In 1990, President George H.W. Bush broke his “read my lips” promise. He approved a budget package that included a higher top income tax rate. The move infuriated many of his fellow Republicans, who recast their opposition to tax increases of any kind, launching the pledge of Grover Norquist. Their position held — until Tuesday, when Republicans, 85 in the House and 40 in the Senate, joined with Democrats in taking the realistic and responsible step of increasing taxes on those households at the highest income levels.
That represents a victory for those advocating a balanced approach to putting the country’s fiscal house in order. At last, the barrier against raising taxes has been crossed. It is a practical step. Any reasonable plan for deficit-reduction must involve additional revenues and savings generated through spending cuts.
Congress and the Obama White House already had delivered a package of spending cuts last year. Now they have provided new revenue. Such balance should be sustained going forward.
No question, the process has been ugly. Congress created the problem of the “fiscal cliff.” It had more than a year to address the challenge. What should have been accomplished in a considered, steady way came together in a messy rush as the deadline arrived and went. Hard to believe anyone is happy with all of the details, or the prospect of further brinkmanship when the debt limit must be increased in a matter of months.
Democrats grumbled about President Obama conceding too much, agreeing to a lower threshold for increased income taxes, starting at $450,000 a year instead of the $250,000 of his campaign. Worth stressing is that the president gained key items in the bargaining, including extensions of unemployment benefits, the tax credit for college costs and incentives for renewable energy and research and development.

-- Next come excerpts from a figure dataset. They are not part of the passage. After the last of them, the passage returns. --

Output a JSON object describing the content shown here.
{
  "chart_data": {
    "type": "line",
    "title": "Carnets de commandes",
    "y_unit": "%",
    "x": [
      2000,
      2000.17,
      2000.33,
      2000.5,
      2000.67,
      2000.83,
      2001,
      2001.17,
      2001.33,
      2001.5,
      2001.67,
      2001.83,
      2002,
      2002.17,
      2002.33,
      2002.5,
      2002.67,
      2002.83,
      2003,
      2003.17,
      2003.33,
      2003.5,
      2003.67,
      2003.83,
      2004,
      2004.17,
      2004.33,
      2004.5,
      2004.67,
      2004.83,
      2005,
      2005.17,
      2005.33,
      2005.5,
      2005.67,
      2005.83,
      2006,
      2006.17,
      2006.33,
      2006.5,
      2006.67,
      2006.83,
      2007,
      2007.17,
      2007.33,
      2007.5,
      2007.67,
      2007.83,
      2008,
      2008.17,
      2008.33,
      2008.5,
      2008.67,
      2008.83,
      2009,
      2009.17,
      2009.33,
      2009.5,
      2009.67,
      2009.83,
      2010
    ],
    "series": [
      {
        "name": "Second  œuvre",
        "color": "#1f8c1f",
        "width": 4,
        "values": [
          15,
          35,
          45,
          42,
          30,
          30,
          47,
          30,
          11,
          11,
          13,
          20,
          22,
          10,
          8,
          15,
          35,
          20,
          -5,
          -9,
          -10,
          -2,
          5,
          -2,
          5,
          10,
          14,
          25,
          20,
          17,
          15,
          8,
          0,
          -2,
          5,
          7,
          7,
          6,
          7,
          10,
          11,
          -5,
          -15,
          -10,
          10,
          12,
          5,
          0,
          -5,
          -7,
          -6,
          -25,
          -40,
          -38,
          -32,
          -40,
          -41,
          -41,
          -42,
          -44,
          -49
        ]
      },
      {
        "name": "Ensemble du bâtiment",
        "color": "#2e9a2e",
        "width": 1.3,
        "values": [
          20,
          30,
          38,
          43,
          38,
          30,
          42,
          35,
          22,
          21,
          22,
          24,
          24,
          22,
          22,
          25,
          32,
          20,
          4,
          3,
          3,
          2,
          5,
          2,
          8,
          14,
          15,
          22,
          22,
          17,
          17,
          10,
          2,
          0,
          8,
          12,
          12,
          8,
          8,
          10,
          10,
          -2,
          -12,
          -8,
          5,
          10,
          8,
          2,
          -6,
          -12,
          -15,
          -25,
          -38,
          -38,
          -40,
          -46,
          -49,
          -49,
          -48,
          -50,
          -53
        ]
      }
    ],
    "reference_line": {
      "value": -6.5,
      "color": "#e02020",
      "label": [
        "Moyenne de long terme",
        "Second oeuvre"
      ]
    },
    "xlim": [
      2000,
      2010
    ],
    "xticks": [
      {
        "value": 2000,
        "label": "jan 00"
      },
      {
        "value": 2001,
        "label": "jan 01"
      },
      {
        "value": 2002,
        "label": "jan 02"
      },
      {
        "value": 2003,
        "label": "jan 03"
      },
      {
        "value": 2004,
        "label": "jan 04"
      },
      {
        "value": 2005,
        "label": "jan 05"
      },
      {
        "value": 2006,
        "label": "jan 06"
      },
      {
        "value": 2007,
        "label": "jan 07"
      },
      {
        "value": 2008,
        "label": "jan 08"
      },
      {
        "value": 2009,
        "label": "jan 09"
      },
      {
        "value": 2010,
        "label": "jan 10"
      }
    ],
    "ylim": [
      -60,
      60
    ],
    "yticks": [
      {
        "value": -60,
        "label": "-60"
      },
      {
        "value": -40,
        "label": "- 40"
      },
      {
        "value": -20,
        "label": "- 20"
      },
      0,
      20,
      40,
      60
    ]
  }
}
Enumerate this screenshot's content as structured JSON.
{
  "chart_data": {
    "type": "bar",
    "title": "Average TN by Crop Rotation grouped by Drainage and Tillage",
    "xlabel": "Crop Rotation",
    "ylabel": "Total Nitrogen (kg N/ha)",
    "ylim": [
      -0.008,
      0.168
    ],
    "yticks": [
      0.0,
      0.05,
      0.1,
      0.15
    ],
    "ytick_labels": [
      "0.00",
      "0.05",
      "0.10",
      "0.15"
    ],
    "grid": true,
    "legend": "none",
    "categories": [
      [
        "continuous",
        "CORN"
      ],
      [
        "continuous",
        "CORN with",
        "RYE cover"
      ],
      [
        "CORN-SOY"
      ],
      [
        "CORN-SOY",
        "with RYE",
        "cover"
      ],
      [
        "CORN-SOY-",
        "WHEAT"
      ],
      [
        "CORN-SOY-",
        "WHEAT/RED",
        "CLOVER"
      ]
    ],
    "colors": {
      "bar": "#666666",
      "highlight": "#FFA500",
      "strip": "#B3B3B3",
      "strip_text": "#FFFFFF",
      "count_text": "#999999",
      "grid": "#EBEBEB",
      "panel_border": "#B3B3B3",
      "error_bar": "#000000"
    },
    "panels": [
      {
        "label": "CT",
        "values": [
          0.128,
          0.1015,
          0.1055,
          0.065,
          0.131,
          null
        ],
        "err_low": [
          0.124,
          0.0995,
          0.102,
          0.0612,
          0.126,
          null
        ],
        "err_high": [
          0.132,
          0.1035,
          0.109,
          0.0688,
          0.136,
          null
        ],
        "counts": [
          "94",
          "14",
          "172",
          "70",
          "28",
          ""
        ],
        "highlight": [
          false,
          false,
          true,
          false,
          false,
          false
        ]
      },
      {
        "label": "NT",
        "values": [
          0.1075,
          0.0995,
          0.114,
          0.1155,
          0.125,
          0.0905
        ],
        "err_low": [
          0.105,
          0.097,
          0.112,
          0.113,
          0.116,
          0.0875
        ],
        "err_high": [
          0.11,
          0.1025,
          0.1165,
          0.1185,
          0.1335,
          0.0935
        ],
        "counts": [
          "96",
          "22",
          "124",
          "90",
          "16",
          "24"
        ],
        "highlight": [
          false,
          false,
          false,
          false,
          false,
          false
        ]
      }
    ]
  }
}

Republicans fretted about a lack of spending reductions. Those choices have been postponed, and rightly so. They must be pursued thoughtfully. If higher taxes at the top income levels promise a negligible impact on the fragile economy, deep spending cuts will likely bring harm. Best to focus on the spending that invites a big problem — in other words, on Medicare and Medicaid, linked to mounting health-care spending as a whole.
The Affordable Care Act takes aim at the problem. More steps are necessary, requiring time and explanation. The recent debate over health care reaffirms that many Americans like things as they are, even as the moment calls for real change.
The idea that this polarized Congress could conduct such an elevated discussion seems far-fetched, to say the least. It has struggled to get priorities straight, including the House fumbling aid to the victims of Hurricane Sandy. Take the failure to extend the payroll tax holiday, which has put money in the checkbooks of typical Americans, bolstering an iffy recovery. Now paychecks will shrink. In a compromise that reflected keenly the art of the possible, this crucial possibility was missed.